No Interference With Slavery In The States
Muscoe R. H. Garnett of Virginia
United States House of Representatives, December 7 1859

The gentleman from New York [Mr. CLARK] told us yesterday that he never knew an Abolitionist in New York; he in whose district the church of Doctor Cheever reverberates, Sunday after Sunday, with sentiments of treason and bloodshed; he in whose State a Senator was chosen, to represent the people in this Congress, marked above all others by his bold, imperturbable calculations, by his deep-laid plans, by his acting upon a calculated system, where you can mark out his course, step by step, from year to year - all connected parts of one whole - who, as my friend from South Carolina [Mr. KEITT] showed yesterday, before he ever entered the Senate, uttered sentiments the same in substance though not in form as Helper's - a Senator who preaches up to the country that there is an irrepressible conflict between the two sections of the country, which must result in the overthrow of one or the other - a Senator who is a representative man of his party, whom they intend to nominate for the presidency, and if they do not do it, it will be only because they are scared out of it! No Abolitionists in New York or in the North! when at Albany one hundred minute guns were fired there in mourning for the death of John Brown! No Abolitionists in Natick! when a large public meeting of sympathy was held for Brown, of which a Senator from the State of Massachusetts was present! No Abolitionists in Massachusetts! when, in the Senate of Massachusetts, they found nearly a majority in favor of adjourning on the day of the execution of Brown! No Abolitionists at Cleveland! when, as a friend from Indiana tells me, that city was draped in mourning, and five thousand men were attending a public meeting, to express their sentiments upon that event, upon the day of the execution of Brown!

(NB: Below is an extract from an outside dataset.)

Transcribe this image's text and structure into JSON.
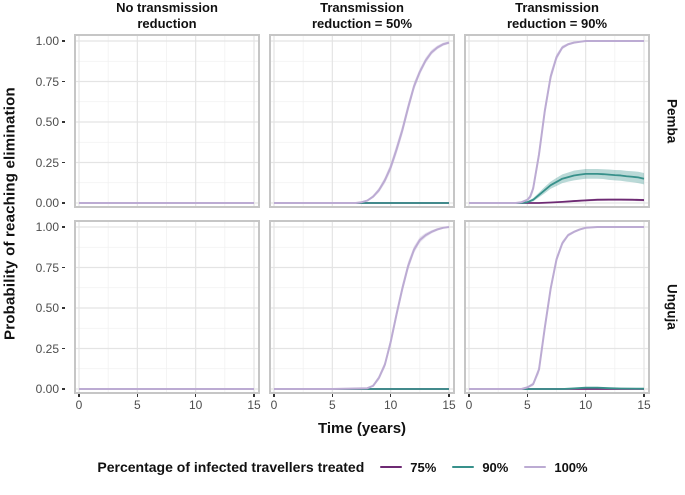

You do not mean to interfere with slavery in the States! So the gentleman from Ohio [Mr. SHERMAN] told us yesterday, though his remarks are somewhat diluted in the report of them which appears in the Globe to-day. He and his party do not mean to interfere with slavery in the States; but they mean to hold southern people to the yoke, and to organize Territory after Territory, into which no southern man shall be permitted to go with his property. They mean to hem us in, as with a wall of fire, as I think Mr. SEWARD said, until the institution is so cribbed and confined that it will perish for want of sustenance. They do not mean to interfere with slavery in the States, and yet when a band of assassins violate the sacred soil of my native State, we hear not one word of denunciation from you. You do not mean to interfere with slavery in the States, and yet you find societies at the North planning deliberately to render the institution valueless upon the borders, by running off the slaves, until the owners are compelled to sell them to the South, or to emancipate and give them up to you. You do not mean to interfere with slavery in the States, and yet, though the Constitution guarantees the right of reclaiming fugitives from labor, laws are passed refusing to allow us the use of northern jails; you turn your judges out of office if they assist in enforcing the law for the reclamation of fugitives from labor, and you attack and use violence against our citizens when they appear there to reclaim their property. Call you this no interference with slavery in the States? Call you the incessant war against it waged from your press, your pulpit, and your hustings, no interference with slavery in the States? Why do you not carry on this crusade against monarchy in Europe, or against aristocracy in England, if it is a mere desire to correct public evils all over the world? Why not organize a society against slavery in Cuba and Brazil? Why not inaugurate political crusades against every system of government that we disapprove in every part of the world? No, sir; these benefits, those kind offices are reserved for us - for your brethren, your fellows of the southern States.

Years ago, as far back as 1836, Governor Marcy then Governor of the State of New York, advised the Legislature of that State to pass laws preventing and suppressing incendiary appeals of abolition societies - few in number at that time - inciting the slaves to insurrection. These few societies have become numerous. Their principles are the shibboleth of the great political party of the North. Yet what Governor of any of the northern States dare now make such a recommendation as Mr. Marcy made twenty-three years ago! When Walker organizes a company of filibusters and descends on Nicaragua, a country with which we are at peace, you appeal to the neutrality laws that are properly on your statute books - you say we have no right to allow our territory to be used for organizing piratical expeditions against a friendly foreign Power; and you call on the President of the United States to use the Army and Navy to suppress such expeditions, and to protect this foreign Power from them. And you do so properly. Nay, when Commodore Paulding exceeds his legal power in order to execute this law; when he does what he has no right to do in making a descent on this foreign country, you pass resolutions of approval. But here we are - no foreign State - we are confederated States; here we are, no half-barbarian Nicaragua, but your brethren of the Anglo-Saxon race; your fellow-citizens under a common flag, under the pretended protection of a common Constitution - and which one of your States will pass laws suppressing these expeditions against the South? Which one of your States will pass neutrality laws to punish the men who advise and the men who take part in these piratical expeditions against the peace and safety of the southern States? So far from it, when you discover men actually concerned in them, you allow them, with impunity, to publish statements declaring that they take themselves to Canada to evade United States process. With impunity your Senators rise in the other end of the Capitol and denounce the Federal judiciary, because of its process to summon them as witnesses. With impunity, men high in your society, men at the head of your literary circles, men like Dr. Howe, acknowledge their complicity by supplying money and arms to expeditions aimed against the South, and then they flee from the jurisdiction of the Federal court.


The Congressional Globe, The Official Proceedings of Congress, Published by John C. Rives, Washington, D. C.
Thirty-Sixth Congress, 1st Session, New Series...No. 1, Wednesday, December 8, 1859, page 44.